T-Digest Functions

T-digest and quantile digest are two older algorithms for estimating rank-based metrics. T-digest generally has better performance than quantile digest and better accuracy at the tails (often dramatically better), but may have worse accuracy at the median depending on the compression factor used. In comparison, quantile digest supports more numeric types and provides a maximum rank error guarantee, which ensures relative uniformity of precision along the quantiles. Quantile digests are also formally proven to support lossless merges, while T-digest is not (though it does empirically demonstrate lossless merges).

T-digest was developed by Ted Dunning and is more restrictive in its type support, accepting only double type parameters. This contrasts with quantile digest, which supports a broader range of numeric types including bigint, double, and real, making quantile digest more versatile for different data types.

Velox uses the modern KLL sketch algorithm for the approx_percentile function, which provides stronger accuracy guarantees than both T-digest and quantile digest. The T-digest functions documented here exist primarily to support pre-existing workloads that have data stored using the T-digest format for backward compatibility.

Data Structures

A T-digest is a data sketch which stores approximate percentile information. The Velox type for this data structure is called tdigest, and it accepts a parameter of type double which represents the set of numbers to be ingested by the tdigest.

T-digests may be merged without losing precision, and for storage and retrieval they may be cast to/from VARBINARY.

Functions

construct_tdigest(means: array<double>, counts: array<integer>, compression: double, min: double, max: double, sum: double, count: bigint) tdigest<double>

Constructs a T-digest from the given parameters:

  • means - array of centroid means

  • counts - array of centroid counts (weights)

  • compression - compression factor

  • min - minimum value

  • max - maximum value

  • sum - sum of all values

  • count - total count of values

destructure_tdigest(digest: tdigest<double>) -> row(means array<double>, counts array<integer>, compression double, min double, max double, sum double, count bigint)

Destructures a T-digest into its component parts, returning a row containing:

  • means - array of centroid means

  • counts - array of centroid counts

  • compression - compression factor

  • min - minimum value

  • max - maximum value

  • sum - sum of all values

  • count - total count of values

merge(tdigest<double>) tdigest<double>

Merges all input tdigests into a single tdigest.

merge_tdigest(digests: array<tdigest<double>>) tdigest<double>

Merges an array of T-digests into a single T-digest.

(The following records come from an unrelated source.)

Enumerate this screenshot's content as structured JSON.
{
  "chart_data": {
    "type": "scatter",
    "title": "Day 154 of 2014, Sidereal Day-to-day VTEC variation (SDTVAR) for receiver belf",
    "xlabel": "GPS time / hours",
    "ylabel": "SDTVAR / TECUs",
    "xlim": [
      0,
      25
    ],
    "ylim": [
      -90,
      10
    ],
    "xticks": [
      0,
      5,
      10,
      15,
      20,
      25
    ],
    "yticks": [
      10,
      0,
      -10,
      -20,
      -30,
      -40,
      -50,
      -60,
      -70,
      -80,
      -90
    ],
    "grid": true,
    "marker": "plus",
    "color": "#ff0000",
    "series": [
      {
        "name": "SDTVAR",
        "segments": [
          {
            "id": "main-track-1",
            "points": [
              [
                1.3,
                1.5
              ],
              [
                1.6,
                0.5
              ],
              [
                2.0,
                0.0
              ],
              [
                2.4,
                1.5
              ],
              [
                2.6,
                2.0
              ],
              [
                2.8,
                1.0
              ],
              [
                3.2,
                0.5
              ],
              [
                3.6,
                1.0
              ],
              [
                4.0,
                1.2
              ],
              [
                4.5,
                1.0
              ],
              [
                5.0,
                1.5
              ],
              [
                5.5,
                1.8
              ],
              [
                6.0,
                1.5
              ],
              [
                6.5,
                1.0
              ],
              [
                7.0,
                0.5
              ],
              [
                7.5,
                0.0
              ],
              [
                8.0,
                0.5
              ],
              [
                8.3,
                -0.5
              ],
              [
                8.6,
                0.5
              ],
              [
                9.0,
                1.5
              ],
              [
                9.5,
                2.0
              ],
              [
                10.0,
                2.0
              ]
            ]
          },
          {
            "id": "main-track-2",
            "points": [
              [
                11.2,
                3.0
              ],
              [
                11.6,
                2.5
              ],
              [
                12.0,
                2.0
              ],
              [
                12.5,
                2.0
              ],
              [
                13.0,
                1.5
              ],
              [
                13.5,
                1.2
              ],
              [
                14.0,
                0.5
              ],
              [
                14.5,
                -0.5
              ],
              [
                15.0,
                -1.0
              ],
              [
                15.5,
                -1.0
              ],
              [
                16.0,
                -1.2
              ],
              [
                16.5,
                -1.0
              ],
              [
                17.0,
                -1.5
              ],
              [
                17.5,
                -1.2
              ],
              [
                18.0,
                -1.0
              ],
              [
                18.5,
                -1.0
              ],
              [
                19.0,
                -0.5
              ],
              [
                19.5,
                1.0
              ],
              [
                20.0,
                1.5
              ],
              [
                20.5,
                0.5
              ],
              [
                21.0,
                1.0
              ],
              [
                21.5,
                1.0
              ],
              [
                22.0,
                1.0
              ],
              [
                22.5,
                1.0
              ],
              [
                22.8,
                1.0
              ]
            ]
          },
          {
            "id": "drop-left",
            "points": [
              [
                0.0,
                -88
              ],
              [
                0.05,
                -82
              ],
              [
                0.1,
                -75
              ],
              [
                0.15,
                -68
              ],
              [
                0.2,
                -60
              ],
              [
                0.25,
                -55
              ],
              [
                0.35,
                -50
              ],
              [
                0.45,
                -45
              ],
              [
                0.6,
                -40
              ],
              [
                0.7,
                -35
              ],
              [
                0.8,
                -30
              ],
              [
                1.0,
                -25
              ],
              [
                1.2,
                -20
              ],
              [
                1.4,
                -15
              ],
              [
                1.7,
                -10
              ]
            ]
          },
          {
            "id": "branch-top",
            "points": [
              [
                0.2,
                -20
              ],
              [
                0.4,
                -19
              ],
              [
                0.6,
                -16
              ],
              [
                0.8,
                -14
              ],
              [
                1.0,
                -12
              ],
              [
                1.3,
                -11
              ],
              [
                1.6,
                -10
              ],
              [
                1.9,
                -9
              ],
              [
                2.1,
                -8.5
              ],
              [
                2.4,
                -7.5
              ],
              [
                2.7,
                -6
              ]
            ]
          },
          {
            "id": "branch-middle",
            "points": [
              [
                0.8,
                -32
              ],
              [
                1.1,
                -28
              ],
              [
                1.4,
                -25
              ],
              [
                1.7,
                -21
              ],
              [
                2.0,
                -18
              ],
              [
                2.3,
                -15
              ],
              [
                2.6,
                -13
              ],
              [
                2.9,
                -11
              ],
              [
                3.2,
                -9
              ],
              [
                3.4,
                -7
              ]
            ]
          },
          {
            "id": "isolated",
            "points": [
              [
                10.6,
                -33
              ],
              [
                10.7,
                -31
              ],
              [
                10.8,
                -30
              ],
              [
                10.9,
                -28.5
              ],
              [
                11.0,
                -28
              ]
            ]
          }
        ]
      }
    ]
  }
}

quantile_at_value(digest: tdigest<double>, value: double) double

Returns the approximate quantile (percentile) of the given value based on the T-digest digest. The result will be between zero and one (inclusive).

quantiles_at_values(digest: tdigest<double>, values: array<double>) array<double>

Returns the approximate quantiles (percentiles) as an array for each of the given values based on the T-digest digest. All results will be between zero and one (inclusive).

scale_tdigest(digest: tdigest<double>, scale: double) tdigest<double>

Scales the T-digest digest by the given scale factor. This multiplies all the centroid values in the T-digest by the scale factor.

tdigest_agg(x: double) tdigest<double>

Returns the tdigest which summarizes the approximate distribution of all input values of x. The default compression factor is 100.

tdigest_agg(x: double, w: double) tdigest<double>

Returns the tdigest which summarizes the approximate distribution of all input values of x using per-item weight w. The default compression factor is 100.

tdigest_agg(x: double, w: double, compression: double) tdigest<double>

Returns the tdigest which summarizes the approximate distribution of all input values of x using per-item weight w and the specified compression factor. compression must be a positive constant for all input rows. The default is 100, maximum is 1000, and values lower than 10 are rounded to 10. Higher compression means more accuracy at the cost of more memory.

trimmed_mean(digest: tdigest<double>, low_quantile: double, high_quantile: double) double

Returns the mean of values between low_quantile and high_quantile (inclusive) from the T-digest digest. Both quantile values must be between zero and one (inclusive), and low_quantile must be less than or equal to high_quantile.

value_at_quantile(digest: tdigest<double>, quantile: double) double

Returns the approximate percentile value from the T-digest digest at the given quantile. The quantile must be between zero and one (inclusive).

values_at_quantiles(digest: tdigest<double>, quantiles: array<double>) array<double>

Returns the approximate percentile values as an array from the T-digest digest at each of the specified quantiles given in the quantiles array. All quantile values must be between zero and one (inclusive).